Concerns over character or actions that could negatively impact the Buyer’s image could require:
  • Restrictions For On-Premise Operations.
  • Control over Supplier, Supplier personnel or Supplier Subcontractors performing other work or activities at Buyer’s site

Competitive Risk Concerns may be managed by
  • Restrictions on work that would be a “Conflict of Interest”
  • Key Employee Restrictions
  • Ownership / Exclusivity Rights in developed materials
  • Limitations on sales to others for a specified period.
  • Prohibitions against Recruiting/Hiring of Employees

Continuity of Supply
  • Guaranteed availability of products, service
  • End of life requirements
  • Requirements for multiple production locations.
  • Requirements for dual source


During the negotiation any change to what the Supplier is willing to accept from a performance, cost or risk perspective needs to be evaluated before you agree. Ask yourself the following questions:
  • What is the potential impact of the change?
  • Does it impact other sections that relate to it?
  • What’s the potential performance impact?
  • What’s the potential cost impact or risk?
  • Do you have the tools to manage the cost or risk either in our apart from the agreement?

Here are a few examples.

1.     The Supplier wants to sell the item Ex-works their dock.  As that makes you responsible for any loss or damage in transit, do you have the tools in place to do that?
a.     Do you have the right to specify how the item will be packed and packaged?
b.     Do you have the right to select the carrier?
2.     The Supplier wants to have limited liability for defective items.
a.     Do you have control over things that can impact the quality such as:
                                                 i.     Who makes it,
                                                ii.     Where it is made,
                                               iii.     How it is made.
                                              iv.     What changes can they make to the product?
3.      The Supplier wants the Buyer to mitigate the costs of recall. Do you have anything in your agreement that says that they will pay you all reasonable costs associated with mitigating the cost?
4.     The Supplier wants to be free to change their product without your approval. Does your agreement require them to provide you notice and a sample to determine whether the changed product will work in your application?

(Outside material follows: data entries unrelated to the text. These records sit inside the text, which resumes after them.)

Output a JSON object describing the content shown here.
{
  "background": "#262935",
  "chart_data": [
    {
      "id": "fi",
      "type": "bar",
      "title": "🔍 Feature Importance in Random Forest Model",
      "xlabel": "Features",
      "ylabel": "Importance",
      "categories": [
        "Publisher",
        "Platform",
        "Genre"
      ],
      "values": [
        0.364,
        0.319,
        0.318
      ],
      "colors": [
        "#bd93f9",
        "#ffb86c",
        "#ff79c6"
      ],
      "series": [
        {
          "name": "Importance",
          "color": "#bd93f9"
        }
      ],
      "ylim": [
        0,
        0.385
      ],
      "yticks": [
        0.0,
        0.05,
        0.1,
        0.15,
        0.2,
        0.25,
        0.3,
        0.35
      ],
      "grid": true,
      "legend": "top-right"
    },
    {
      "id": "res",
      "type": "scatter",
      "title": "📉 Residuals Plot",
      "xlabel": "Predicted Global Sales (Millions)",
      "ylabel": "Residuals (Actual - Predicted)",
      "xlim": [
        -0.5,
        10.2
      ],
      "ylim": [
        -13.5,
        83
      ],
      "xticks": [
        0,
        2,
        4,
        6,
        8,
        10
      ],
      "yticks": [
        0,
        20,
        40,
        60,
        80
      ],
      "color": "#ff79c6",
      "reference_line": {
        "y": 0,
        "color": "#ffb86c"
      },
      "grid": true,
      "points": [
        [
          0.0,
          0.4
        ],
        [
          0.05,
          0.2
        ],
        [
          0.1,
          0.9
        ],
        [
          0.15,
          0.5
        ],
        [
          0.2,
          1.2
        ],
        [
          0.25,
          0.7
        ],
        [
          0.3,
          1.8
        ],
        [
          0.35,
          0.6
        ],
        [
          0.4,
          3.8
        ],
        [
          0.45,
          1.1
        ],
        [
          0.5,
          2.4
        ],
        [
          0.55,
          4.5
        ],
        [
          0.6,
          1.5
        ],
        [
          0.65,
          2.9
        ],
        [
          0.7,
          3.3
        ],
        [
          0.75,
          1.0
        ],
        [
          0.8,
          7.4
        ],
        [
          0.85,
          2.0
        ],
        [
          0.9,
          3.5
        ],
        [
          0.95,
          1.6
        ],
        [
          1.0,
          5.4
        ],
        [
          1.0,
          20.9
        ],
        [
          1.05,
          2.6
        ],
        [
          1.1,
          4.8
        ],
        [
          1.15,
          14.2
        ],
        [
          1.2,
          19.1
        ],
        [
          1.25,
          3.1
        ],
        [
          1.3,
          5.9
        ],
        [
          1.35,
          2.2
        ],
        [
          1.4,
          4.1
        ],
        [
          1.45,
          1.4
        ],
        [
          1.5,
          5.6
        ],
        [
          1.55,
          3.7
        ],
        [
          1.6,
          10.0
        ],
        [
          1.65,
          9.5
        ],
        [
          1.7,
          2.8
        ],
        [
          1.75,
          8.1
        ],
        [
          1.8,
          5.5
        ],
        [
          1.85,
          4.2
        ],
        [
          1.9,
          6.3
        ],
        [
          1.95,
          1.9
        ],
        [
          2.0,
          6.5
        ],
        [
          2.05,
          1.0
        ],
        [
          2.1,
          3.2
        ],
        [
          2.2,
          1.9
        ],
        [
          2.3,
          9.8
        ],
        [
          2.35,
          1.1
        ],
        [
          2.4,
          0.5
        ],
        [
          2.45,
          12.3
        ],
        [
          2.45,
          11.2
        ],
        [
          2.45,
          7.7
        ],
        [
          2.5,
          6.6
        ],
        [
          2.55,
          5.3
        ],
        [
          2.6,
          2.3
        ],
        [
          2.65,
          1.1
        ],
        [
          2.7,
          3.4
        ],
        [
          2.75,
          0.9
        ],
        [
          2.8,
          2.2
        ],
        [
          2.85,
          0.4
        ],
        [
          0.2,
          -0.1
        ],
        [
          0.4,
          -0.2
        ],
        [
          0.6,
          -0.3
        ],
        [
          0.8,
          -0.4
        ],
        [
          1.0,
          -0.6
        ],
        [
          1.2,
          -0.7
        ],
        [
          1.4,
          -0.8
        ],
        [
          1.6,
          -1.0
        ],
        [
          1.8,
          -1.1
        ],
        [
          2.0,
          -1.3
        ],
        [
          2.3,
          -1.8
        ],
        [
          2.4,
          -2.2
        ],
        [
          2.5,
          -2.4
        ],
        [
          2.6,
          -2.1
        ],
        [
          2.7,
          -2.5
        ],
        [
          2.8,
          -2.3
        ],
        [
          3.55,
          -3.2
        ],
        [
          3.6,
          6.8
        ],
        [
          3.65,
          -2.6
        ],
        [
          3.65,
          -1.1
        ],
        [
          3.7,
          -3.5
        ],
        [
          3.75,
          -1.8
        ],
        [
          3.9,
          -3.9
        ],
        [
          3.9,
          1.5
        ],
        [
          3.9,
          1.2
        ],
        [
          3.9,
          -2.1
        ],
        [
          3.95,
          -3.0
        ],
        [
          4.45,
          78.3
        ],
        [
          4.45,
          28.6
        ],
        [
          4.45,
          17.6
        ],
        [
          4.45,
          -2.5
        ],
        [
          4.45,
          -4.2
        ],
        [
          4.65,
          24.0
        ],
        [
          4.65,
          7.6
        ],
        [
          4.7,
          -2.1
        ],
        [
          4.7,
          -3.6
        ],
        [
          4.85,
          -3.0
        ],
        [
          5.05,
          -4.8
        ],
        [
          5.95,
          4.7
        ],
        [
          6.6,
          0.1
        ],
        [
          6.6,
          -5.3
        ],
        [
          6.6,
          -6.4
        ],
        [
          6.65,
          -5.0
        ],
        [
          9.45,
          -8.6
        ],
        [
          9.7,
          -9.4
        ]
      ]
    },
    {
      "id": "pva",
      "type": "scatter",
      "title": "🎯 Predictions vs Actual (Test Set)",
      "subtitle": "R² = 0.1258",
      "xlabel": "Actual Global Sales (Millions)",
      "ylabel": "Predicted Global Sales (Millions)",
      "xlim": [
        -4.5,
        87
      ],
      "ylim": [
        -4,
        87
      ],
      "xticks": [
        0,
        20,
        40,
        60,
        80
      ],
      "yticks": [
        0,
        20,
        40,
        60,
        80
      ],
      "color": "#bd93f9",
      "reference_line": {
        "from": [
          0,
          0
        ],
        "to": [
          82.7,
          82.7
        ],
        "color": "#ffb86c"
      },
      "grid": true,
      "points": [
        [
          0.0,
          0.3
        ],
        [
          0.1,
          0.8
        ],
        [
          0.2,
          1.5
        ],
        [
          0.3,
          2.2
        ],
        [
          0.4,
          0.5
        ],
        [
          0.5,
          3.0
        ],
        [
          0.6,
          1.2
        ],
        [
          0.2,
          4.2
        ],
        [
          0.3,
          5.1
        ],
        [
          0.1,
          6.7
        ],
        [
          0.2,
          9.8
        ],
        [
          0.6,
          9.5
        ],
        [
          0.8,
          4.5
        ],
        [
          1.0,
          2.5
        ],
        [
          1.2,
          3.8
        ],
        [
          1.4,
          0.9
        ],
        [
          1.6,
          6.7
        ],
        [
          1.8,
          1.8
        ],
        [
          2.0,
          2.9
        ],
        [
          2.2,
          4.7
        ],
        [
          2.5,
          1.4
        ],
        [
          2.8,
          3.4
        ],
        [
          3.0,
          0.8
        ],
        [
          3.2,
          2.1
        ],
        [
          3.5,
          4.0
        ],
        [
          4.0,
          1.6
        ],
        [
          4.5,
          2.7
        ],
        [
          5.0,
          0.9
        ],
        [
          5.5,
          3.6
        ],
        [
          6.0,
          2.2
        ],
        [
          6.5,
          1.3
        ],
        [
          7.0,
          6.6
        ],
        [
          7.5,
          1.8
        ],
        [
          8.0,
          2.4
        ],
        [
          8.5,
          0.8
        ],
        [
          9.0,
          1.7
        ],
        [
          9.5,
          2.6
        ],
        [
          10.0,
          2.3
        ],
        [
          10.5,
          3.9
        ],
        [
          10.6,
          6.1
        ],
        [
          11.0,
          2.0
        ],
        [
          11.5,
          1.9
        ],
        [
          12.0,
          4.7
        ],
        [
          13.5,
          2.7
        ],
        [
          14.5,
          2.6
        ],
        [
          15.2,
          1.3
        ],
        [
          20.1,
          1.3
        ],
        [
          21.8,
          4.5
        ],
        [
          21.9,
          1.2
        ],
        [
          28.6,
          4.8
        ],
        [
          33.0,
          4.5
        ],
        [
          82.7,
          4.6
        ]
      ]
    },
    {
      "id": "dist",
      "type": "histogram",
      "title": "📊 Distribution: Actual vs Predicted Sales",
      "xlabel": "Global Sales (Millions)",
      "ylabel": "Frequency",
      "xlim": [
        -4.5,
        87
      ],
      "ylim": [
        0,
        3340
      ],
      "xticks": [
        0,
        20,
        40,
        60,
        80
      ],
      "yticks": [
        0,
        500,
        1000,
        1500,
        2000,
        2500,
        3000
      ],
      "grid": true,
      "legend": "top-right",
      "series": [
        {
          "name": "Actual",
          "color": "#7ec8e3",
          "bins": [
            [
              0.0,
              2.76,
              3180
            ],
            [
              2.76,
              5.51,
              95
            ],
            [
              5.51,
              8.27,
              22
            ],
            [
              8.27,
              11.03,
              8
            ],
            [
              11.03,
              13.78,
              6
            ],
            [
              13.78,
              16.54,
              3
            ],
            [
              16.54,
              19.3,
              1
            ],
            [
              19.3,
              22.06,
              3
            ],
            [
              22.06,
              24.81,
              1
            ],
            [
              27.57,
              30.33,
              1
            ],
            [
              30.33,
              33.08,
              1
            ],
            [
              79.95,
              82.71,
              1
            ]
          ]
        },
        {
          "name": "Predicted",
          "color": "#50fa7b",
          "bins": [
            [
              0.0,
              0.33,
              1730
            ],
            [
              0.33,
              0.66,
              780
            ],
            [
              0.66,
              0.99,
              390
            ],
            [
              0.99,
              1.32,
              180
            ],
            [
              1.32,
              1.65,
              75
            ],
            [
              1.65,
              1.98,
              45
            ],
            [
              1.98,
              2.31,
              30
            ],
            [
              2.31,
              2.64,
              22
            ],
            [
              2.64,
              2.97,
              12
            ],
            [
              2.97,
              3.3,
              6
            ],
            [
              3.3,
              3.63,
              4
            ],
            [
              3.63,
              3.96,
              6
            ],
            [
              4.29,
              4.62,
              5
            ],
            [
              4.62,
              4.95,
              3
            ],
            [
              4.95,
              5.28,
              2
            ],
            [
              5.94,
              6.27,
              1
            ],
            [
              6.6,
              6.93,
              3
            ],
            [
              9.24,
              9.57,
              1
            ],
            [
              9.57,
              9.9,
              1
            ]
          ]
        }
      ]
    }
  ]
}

Suppliers want to be free to do whatever they want. When they propose changes to terms where they want the Buyer to assume some or all of the risk, the Buyer needs control over what they can do as a way of managing the risk.  My position has always been it needs to be one or the other, but never both. If they want the Buyer to assume the risk the Buyer must have control. If they are willing to assume the risk the less control you need. 

When you need to have control to manage the risk, you can't accept language that would limit your control. For example a Supplier may want to propose that changes won’t affect the form, fit or function. What control does that provide? It really is only a minor limit on the types of changes that can be made. For example “form fit and function” would allow the Supplier to make changes in the materials used and significantly cheapen the product. It would allow changes to the process used that could impact the quality of the Product. If the required reliability weren’t spelled out in the Specification, “form fit or function” would allow the Supplier to make changes that impact the reliability of the Product and that impacts your life cycle cost. If the item you are purchasing needs to work with another item, form, fit or function doesn’t protect you against the item not working in your application unless the specific application is spelled out in the specification. The more risk the Supplier wants you to accept the more control you need!